As a matter of facts, some of our projects already include performative elements. Timo’s instrument, for example, consists of system whose output massively involves light and sound; at the same time, though, it can only be appreciated considering its performance-driven nature. The source of it all is Timo playing a bass guitar – an action that, indeed, is one of the most ancient and well recognised ways of performing. Its performative nature becomes even more clear as Timo makes use of unconventional gestures. Russell and Jessamine have been working together on two different projects that go in an even more abstract direction, leaving behind the idea of playing a musical instrument and freeing the performative element. Marco’s system can be placed somewhere in between, as the physical interaction that “plays” it can vary from a percussive-instrument style to more “theatrical” gestures.

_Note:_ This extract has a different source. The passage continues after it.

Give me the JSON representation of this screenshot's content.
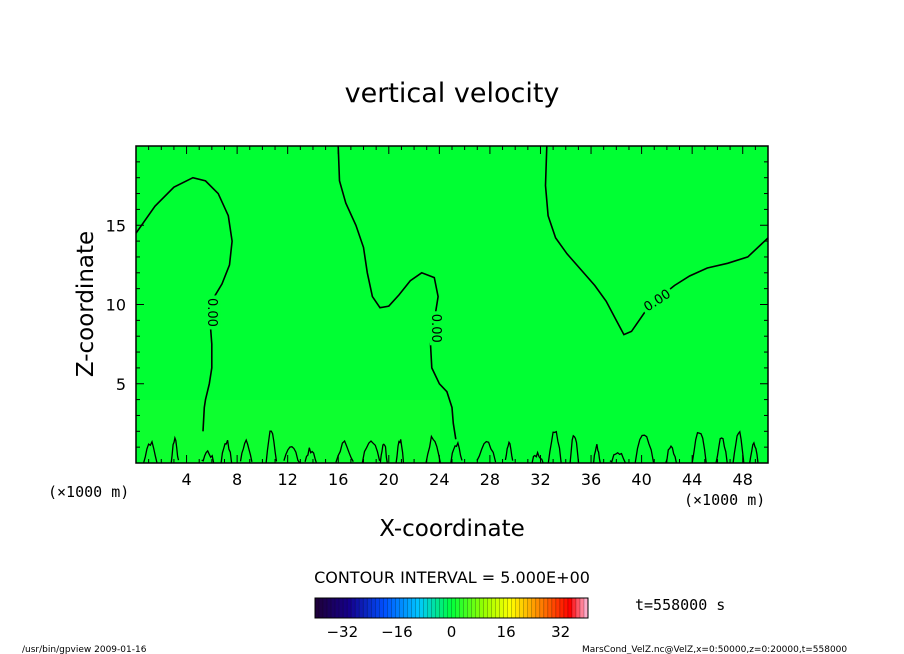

Submission 1: including analog

“Get away from the computer screen” one day Martin said, “for instance, you could make this TV flicker” he added. I had no idea how that could be done, but I had always been fascinated by small, old tv screens laying in a corner, maybe in a group of three or four, in exhibitions of different kind and atmosphere. Videoart, they call it. So I asked him, and he replied: “touch these contacts with an audio cable”. The next thing I know, I was in front of a screen (an analog one, though) that seemed to appreciate the wild noise I was feeding it in a very responsive way.

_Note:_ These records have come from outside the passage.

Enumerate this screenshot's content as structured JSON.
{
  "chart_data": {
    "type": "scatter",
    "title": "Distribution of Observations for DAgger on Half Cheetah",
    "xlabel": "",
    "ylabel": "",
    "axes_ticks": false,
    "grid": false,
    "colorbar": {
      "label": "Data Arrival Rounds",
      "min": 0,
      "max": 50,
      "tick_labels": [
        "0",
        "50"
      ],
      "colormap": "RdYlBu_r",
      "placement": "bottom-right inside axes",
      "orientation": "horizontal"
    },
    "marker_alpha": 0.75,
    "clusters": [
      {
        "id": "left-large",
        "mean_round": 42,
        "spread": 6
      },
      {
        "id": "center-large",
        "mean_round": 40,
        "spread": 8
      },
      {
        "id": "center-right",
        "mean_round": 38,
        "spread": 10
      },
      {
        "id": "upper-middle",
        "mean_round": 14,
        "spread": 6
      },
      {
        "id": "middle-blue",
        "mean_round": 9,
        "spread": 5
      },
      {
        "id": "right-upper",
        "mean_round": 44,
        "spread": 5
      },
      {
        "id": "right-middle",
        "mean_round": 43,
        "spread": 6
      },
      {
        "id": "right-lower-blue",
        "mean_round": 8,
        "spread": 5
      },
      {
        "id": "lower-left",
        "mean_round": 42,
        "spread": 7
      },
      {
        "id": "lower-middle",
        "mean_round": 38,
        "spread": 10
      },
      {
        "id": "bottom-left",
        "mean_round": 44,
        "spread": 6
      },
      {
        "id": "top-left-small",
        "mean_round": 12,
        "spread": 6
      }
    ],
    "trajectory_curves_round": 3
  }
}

I then had the idea of putting together a small, local audio/visual unit, by placing a small speaker on the monitor. The idea is to have many of these units scattered around a performative space, maybe on the sides or behind the audience, and use them to create a counterpoint with the main stage. While I was experimenting with this setup, I discovered an interesting phenomenon: as I tapped on the surface of the speaker, a signal was generated that made the tv screen flash quite intensely. Actually the tv and the speaker receive exactly the same signal, which translates at the same time into light and sounds: this was achieved through a physical connection of the two, which connection eventually allowed the use of the speaker as a vibrational pick up (basically a bad dynamic mic). I ended up discarding this feature, but I took from that two different ideas: first of all, the use of contact mics to pick up physical interaction between a performer and an object (this is something I did before and I process the signal quite heavily); secondly, the idea of multidirectional flows of electrical signal, which eventually made me use an EM microphone (an electric guitar one) to pick up the EM field variations produced by the tv screen as it flickered. This signal is then processed in a very similar way to the contact mic one and fed back to the screens and the speakers, but it also enters a digital feedback system whose sound is then sent to main amplification.

A large part of the hacking happened in collaboration with Russell, while the guitar pickup belongs to Wolfgang Thomas.